I dieci giorni imposti dalla Provincia sono stati rispettati, ma ora la Miteni chiede più tempo per le verifiche necessarie ad individuare la perdita che avrebbe fatto fuoriuscire il GenX dallo stabilimento: «Hanno chiesto di avere più di un mese di tempo per la verifica degli impianti e delle tubature, valuteremo in sede di tavolo regionale». Le parole sono del consigliere delegato all’Ambiente della Provincia, Matteo Macilotti, e si riferiscono alla scadenza imposta da Palazzo Nievo all’azienda di Trissino, al centro del caso dell’inquinamento da Pfas rilevato nel territorio fra le province di Vicenza, Verona e Padova e, da poco tempo, pure sotto osservazione per la rilevazione in falda dell’acido GenX.
La sostanza è analoga al composto Pfoa (un tipo di Pfas) ed è stata riscontrata in Miteni per il fatto che l’azienda dal 2014 tratta anche rifiuti olandesi (con autorizzazione regionale) fra cui proprio l’acido GenX. Un’analisi di Arpav (Agenzia regionale per la protezione ambientale) ha riscontrato il composto in falda nell’area sottostante la fabbrica e da qui sono iniziate tutte le azioni delle istituzioni, fra cui quella della Provincia, che lo scorso 17 luglio ha diffidato l’azienda prescrivendo la sospensione degli impianti e ponendo un ultimatum di 10 giorni per presentare un cronoprogramma delle «specifiche attività da attuare per la verifica della tenuta delle linee dello stabilimento». Insomma, la Provincia ha chiesto a Miteni di stendere un piano dettagliato – condiviso con Arpav – per capire da dove è fuoriuscito il GenX. L’azienda ha risposto con un fascicolo «molto corposo» inviato a Palazzo Nievo il 26 luglio: «C’è tutto quello che avevamo richiesto» precisa Macilotti. Nel documento, la Miteni avrebbe suddiviso l’analisi delle tubazioni in due fasi: prima quelle sotterranee, che l’azienda si è presa l’impegno di effettuare «entro 30 giorni», poi quelle aeree, ovvero le tubazioni non interrate, per le quali però da Trissino si chiede più tempo. Ora però la palla spetta al comitato tecnico regionale sull’inquinamento da Pfas, convocato per oggi e al centro del quale finirà proprio il piano presentato da Miteni.

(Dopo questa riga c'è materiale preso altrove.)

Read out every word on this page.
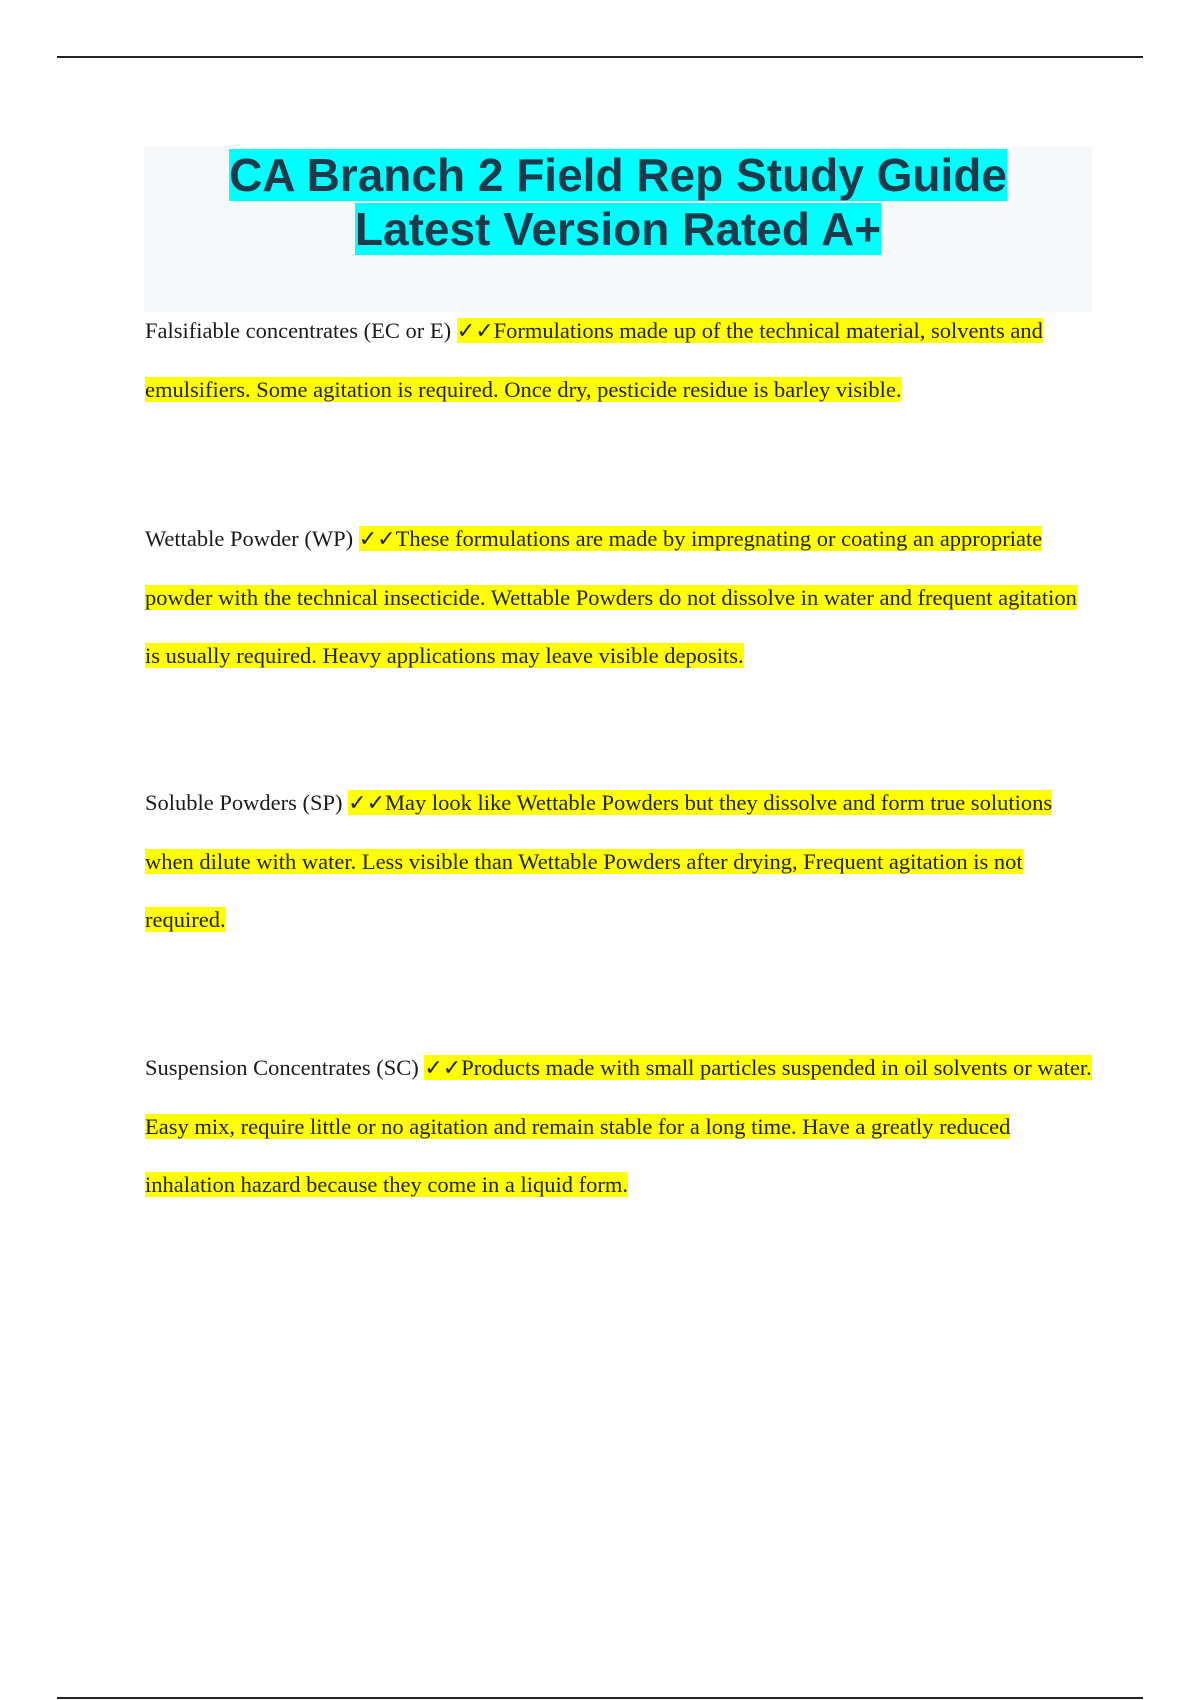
CA Branch 2 Field Rep Study Guide
Latest Version Rated A+

Falsifiable concentrates (EC or E) ✓✓Formulations made up of the technical material, solvents and emulsifiers. Some agitation is required. Once dry, pesticide residue is barley visible.

Wettable Powder (WP) ✓✓These formulations are made by impregnating or coating an appropriate powder with the technical insecticide. Wettable Powders do not dissolve in water and frequent agitation is usually required. Heavy applications may leave visible deposits.

Soluble Powders (SP) ✓✓May look like Wettable Powders but they dissolve and form true solutions when dilute with water. Less visible than Wettable Powders after drying, Frequent agitation is not required.

Suspension Concentrates (SC) ✓✓Products made with small particles suspended in oil solvents or water. Easy mix, require little or no agitation and remain stable for a long time. Have a greatly reduced inhalation hazard because they come in a liquid form.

In attesa dell’incontro odierno, ieri a Vicenza si sono confrontati la Provincia con il gruppo della Mamme No Pfas. «Abbiamo spiegato con molta chiarezza che, prima di prendere qualsiasi provvedimento sull’industria chimica Miteni, valuteremo attentamente le risposte dell’azienda su due questioni: le cause dello sversamento di GenX e il piano di verifica degli impianti messo a punto dall’azienda con Arpav» avverte Macilotti. Michela Piccoli, in rappresentanza dei genitori No-Pfas, spiega di aver «fatto presente all’ente che se le istituzioni non sono ancora pronte a difendere i 350mila abitanti della zona interessata, la Miteni la faremo chiudere noi – dichiara – da parte della Provincia ci è stato detto chiaramente che l’intenzione di massima è di non rinnovare più all’azienda l’Aia, autorizzazione integrata ambientale. Però si attende l’esito dell’iter di verifica, con scadenza il 27 agosto. Dopo quella data torneremo a farci sentire».

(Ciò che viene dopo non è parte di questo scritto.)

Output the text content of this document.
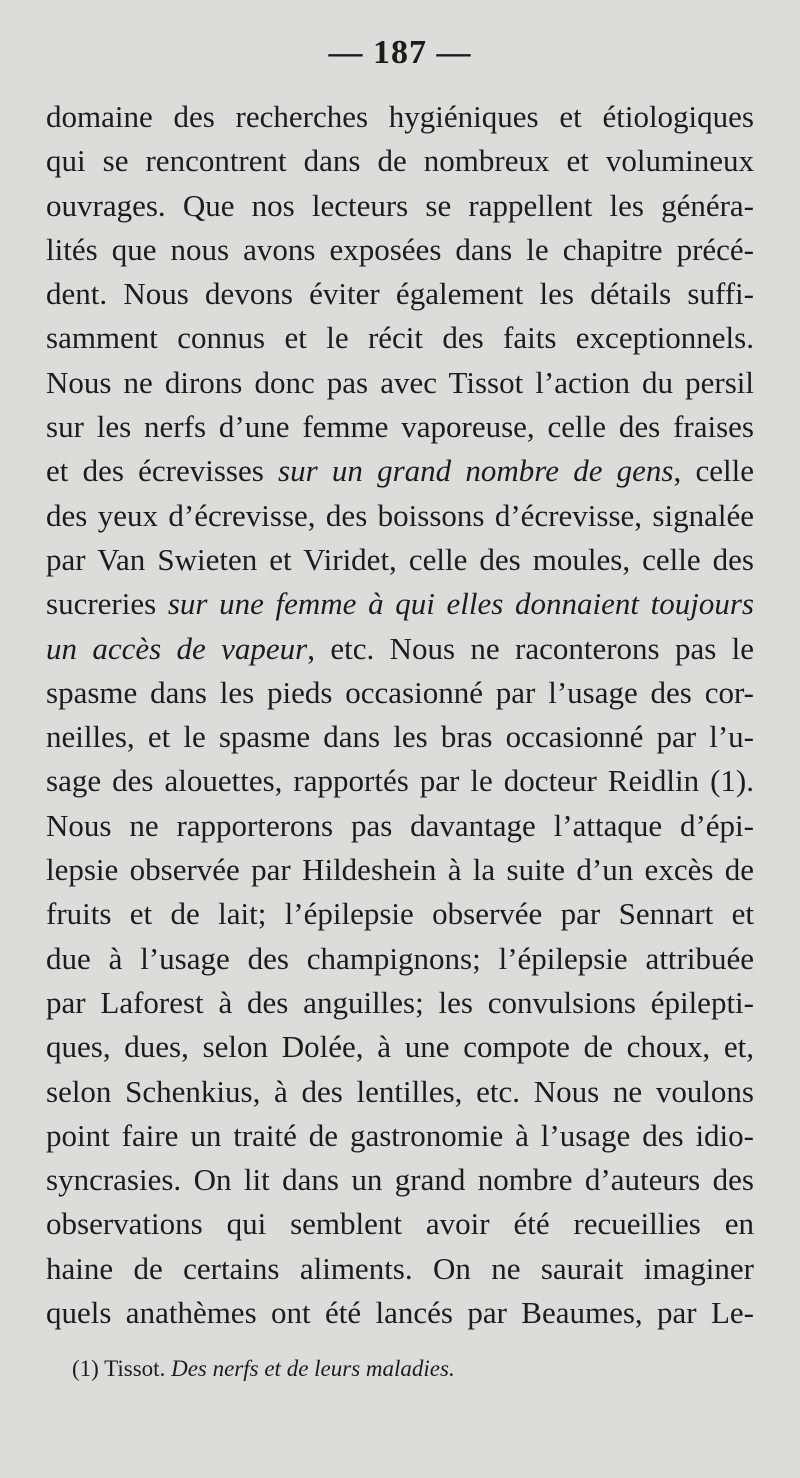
— 187 —
domaine des recherches hygiéniques et étiologiques
qui se rencontrent dans de nombreux et volumineux
ouvrages. Que nos lecteurs se rappellent les généra-
lités que nous avons exposées dans le chapitre précé-
dent. Nous devons éviter également les détails suffi-
samment connus et le récit des faits exceptionnels.
Nous ne dirons donc pas avec Tissot l’action du persil
sur les nerfs d’une femme vaporeuse, celle des fraises
et des écrevisses sur un grand nombre de gens, celle
des yeux d’écrevisse, des boissons d’écrevisse, signalée
par Van Swieten et Viridet, celle des moules, celle des
sucreries sur une femme à qui elles donnaient toujours
un accès de vapeur, etc. Nous ne raconterons pas le
spasme dans les pieds occasionné par l’usage des cor-
neilles, et le spasme dans les bras occasionné par l’u-
sage des alouettes, rapportés par le docteur Reidlin (1).
Nous ne rapporterons pas davantage l’attaque d’épi-
lepsie observée par Hildeshein à la suite d’un excès de
fruits et de lait; l’épilepsie observée par Sennart et
due à l’usage des champignons; l’épilepsie attribuée
par Laforest à des anguilles; les convulsions épilepti-
ques, dues, selon Dolée, à une compote de choux, et,
selon Schenkius, à des lentilles, etc. Nous ne voulons
point faire un traité de gastronomie à l’usage des idio-
syncrasies. On lit dans un grand nombre d’auteurs des
observations qui semblent avoir été recueillies en
haine de certains aliments. On ne saurait imaginer
quels anathèmes ont été lancés par Beaumes, par Le-
(1) Tissot. Des nerfs et de leurs maladies.
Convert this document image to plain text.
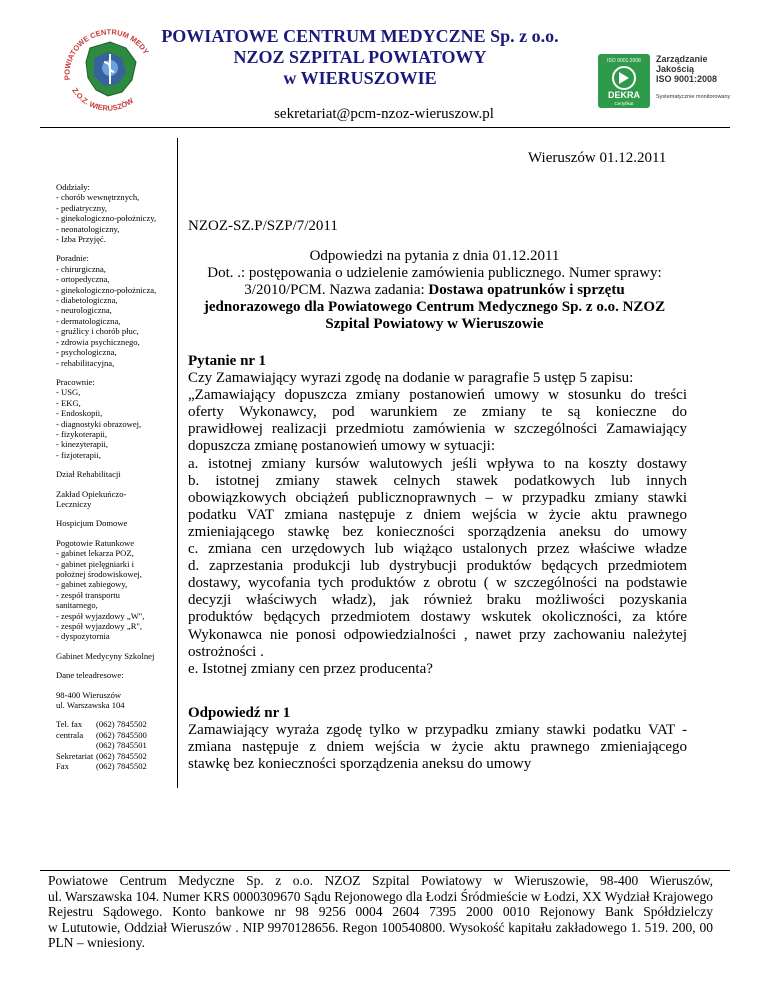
POWIATOWE CENTRUM MEDY
Z.O.Z. WIERUSZÓW
POWIATOWE CENTRUM MEDYCZNE Sp. z o.o.
NZOZ SZPITAL POWIATOWY
w WIERUSZOWIE
sekretariat@pcm-nzoz-wieruszow.pl
ISO 9001:2008
DEKRA
Certyfikat
Zarządzanie
Jakością
ISO 9001:2008
Systematycznie monitorowany
Wieruszów 01.12.2011
Oddziały:
- chorób wewnętrznych,
- pediatryczny,
- ginekologiczno-położniczy,
- neonatologiczny,
- Izba Przyjęć.
Poradnie:
- chirurgiczna,
- ortopedyczna,
- ginekologiczno-położnicza,
- diabetologiczna,
- neurologiczna,
- dermatologiczna,
- gruźlicy i chorób płuc,
- zdrowia psychicznego,
- psychologiczna,
- rehabilitacyjna,
Pracownie:
- USG,
- EKG,
- Endoskopii,
- diagnostyki obrazowej,
- fizykoterapii,
- kinezyterapii,
- fizjoterapii,
Dział Rehabilitacji
Zakład Opiekuńczo-
Leczniczy
Hospicjum Domowe
Pogotowie Ratunkowe
- gabinet lekarza POZ,
- gabinet pielęgniarki i
położnej środowiskowej,
- gabinet zabiegowy,
- zespół transportu
sanitarnego,
- zespół wyjazdowy „W",
- zespół wyjazdowy „R",
- dyspozytornia
Gabinet Medycyny Szkolnej
Dane teleadresowe:
98-400 Wieruszów
ul. Warszawska 104
Tel. fax	(062) 7845502
centrala	(062) 7845500
(062) 7845501
Sekretariat (062) 7845502
Fax	(062) 7845502
NZOZ-SZ.P/SZP/7/2011
Odpowiedzi na pytania z dnia 01.12.2011
Dot. .: postępowania o udzielenie zamówienia publicznego. Numer sprawy:
3/2010/PCM. Nazwa zadania: Dostawa opatrunków i sprzętu
jednorazowego dla Powiatowego Centrum Medycznego Sp. z o.o. NZOZ
Szpital Powiatowy w Wieruszowie
Pytanie nr 1
Czy Zamawiający wyrazi zgodę na dodanie w paragrafie 5 ustęp 5 zapisu:
„Zamawiający dopuszcza zmiany postanowień umowy w stosunku do treści
oferty Wykonawcy, pod warunkiem ze zmiany te są konieczne do
prawidłowej realizacji przedmiotu zamówienia w szczególności Zamawiający
dopuszcza zmianę postanowień umowy w sytuacji:
a. istotnej zmiany kursów walutowych jeśli wpływa to na koszty dostawy
b. istotnej zmiany stawek celnych stawek podatkowych lub innych
obowiązkowych obciążeń publicznoprawnych – w przypadku zmiany stawki
podatku VAT zmiana następuje z dniem wejścia w życie aktu prawnego
zmieniającego stawkę bez konieczności sporządzenia aneksu do umowy
c. zmiana cen urzędowych lub wiążąco ustalonych przez właściwe władze
d. zaprzestania produkcji lub dystrybucji produktów będących przedmiotem
dostawy, wycofania tych produktów z obrotu ( w szczególności na podstawie
decyzji właściwych władz), jak również braku możliwości pozyskania
produktów będących przedmiotem dostawy wskutek okoliczności, za które
Wykonawca nie ponosi odpowiedzialności , nawet przy zachowaniu należytej
ostrożności .
e. Istotnej zmiany cen przez producenta?
Odpowiedź nr 1
Zamawiający wyraża zgodę tylko w przypadku zmiany stawki podatku VAT -
zmiana następuje z dniem wejścia w życie aktu prawnego zmieniającego
stawkę bez konieczności sporządzenia aneksu do umowy
Powiatowe Centrum Medyczne Sp. z o.o. NZOZ Szpital Powiatowy w Wieruszowie, 98-400 Wieruszów,
ul. Warszawska 104. Numer KRS 0000309670 Sądu Rejonowego dla Łodzi Śródmieście w Łodzi, XX Wydział Krajowego
Rejestru Sądowego. Konto bankowe nr 98 9256 0004 2604 7395 2000 0010 Rejonowy Bank Spółdzielczy
w Lututowie, Oddział Wieruszów . NIP 9970128656. Regon 100540800. Wysokość kapitału zakładowego 1. 519. 200, 00
PLN – wniesiony.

Intanto Francesca Businarolo e Sara Cunial, deputate di Verona e Vicenza del Movimento 5 Stelle, hanno presentato un esposto al Csm per «accertare se ci siano state eventuali mancanze da parte della magistratura rispetto alle iniziative da prendere a tutela della popolazione», con riferimento va all’autorizzazione regionale, rilasciata nel 2014, al trattamento dell’acido GenX. Ma non è tutto.
Sull’inquinamento da Pfas ieri è intervenuto pure il consiglio regionale, con una risoluzione che impegna la Giunta veneta di Luca Zaia ad azioni precise sul tema, fra cui «assumere il ruolo di coordinamento nell’indagine per la bonifica del sito industriale della Miteni – si legge nel testo – valutando l’ipotesi di chiusura del sito», ma anche «individuare le azioni legali più opportune per l’ottenimento di risarcimenti in caso di fallimento dell’azienda Miteni spa».